Earlier this week we saw a stark lesson in the power of a label when it comes to promoting your business.
Using the right vocabulary is everything when it comes to writing powerful copy. And though I adore words even more than donuts, it was only recently that I realized I had been using some of them all wrong.
In fact, for far too long, I was beating my thick head against a wall I never should have built in the first place. A wall I built by using the wrong words, or by using them in a way that didn’t support my business.
Shedding a comfortable skin
When Writer Dad first started to take off late last summer, the most frequent responses were compliments on the strength of my writing.
So, like Pavlov’s dog I started to salivate every time someone sent any sort of praise my way.
I began to focus on the way I was writing more than the thoughts that my writing conveyed. I was losing sight of the fact that people were reading my words because of the ideas behind them, not because of the way they were strung together.

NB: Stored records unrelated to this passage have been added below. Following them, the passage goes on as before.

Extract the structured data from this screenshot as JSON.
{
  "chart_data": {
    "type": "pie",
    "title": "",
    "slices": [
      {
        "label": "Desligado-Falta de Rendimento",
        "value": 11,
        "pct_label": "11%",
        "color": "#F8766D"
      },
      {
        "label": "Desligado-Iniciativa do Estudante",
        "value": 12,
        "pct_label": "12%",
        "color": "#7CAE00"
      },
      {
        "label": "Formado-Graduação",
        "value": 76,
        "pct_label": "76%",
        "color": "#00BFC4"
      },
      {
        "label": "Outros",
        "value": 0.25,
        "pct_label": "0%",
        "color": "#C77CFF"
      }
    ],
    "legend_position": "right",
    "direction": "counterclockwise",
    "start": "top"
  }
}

There were times I wrote posts with sentences I thought were good enough to frame. But it was doing nothing to pay my bills or push me forward in any significant way. James Chartrand, on more than one occasion, kindly warned me, “clarity over cleverness.” But of course I didn’t listen.
I was a writer. Not only would I reinvent the wheel, I’d make up a new word for it too. Perhaps wheelovation.
Eventually, I swallowed Morpheus’s red pill and started writing something that actually made some money: search engine optimized copy.
At first, I kept it contained to my clients’ site, and a few niche sites I was developing. I didn’t let any SEO copy near the hallowed grounds of my home site.
My secret SEO life
I felt like a clergyman making bucks on the side by writing pornography. This SEO writing wasn’t art.
But it was starting to do something that my “art” wasn’t doing. Namely, paying some bills.
It wasn’t long before I found my utilitarian copy outperforming my “best work” at every level, other than the purrs pointed at my own ego.
I might have been rocking the comments on my primary blog, but the “dirty” copy I kept under my online mattress was garnering traffic, gathering links, and gaining major headway in search engine results.
All of which led me directly to what was probably the single best lesson I have learned in my first year online.
The best word isn’t necessarily the most elegant, intelligent, humorous, fitting, or rhythmic.
The right word is the one that generates the opt-in, sells the product, or invites the link.
Last August, Brian Clark and Sonia Simone released a course for freelance writers, called the Freelance X Factor.
I came away with (among other things) some critical new insights about language. I learned the labels for my business that I should add to my vocabulary, and the ones I should abandon forever.
The course led my business partner and I to make some changes to our promotional web pages. And they’ve made all the difference in the results we’re seeing with our clients.
We no longer use the vague (and undervalued) catch-all label “freelance writers.” Instead, we’ve distinguished exactly what we do at each of our sites: ghostwriting, illustrations, or direct response copywriting.
Seem like a small thing? Tweaking these labels didn’t just communicate our value more effectively to our clients. It also allowed us to tighten our focus and deepen our own understanding of what we need to deliver.
I am not a freelance writer. I’m a direct response copywriter with social media marketing experience. Wearing another hat, I’m a ghostwriter, which means I know how to disappear and let you keep all the credit.
Using the right labels for your business will lead to better clarity in your thinking. It sharpens your focus, and shows your clients exactly what you can do for them.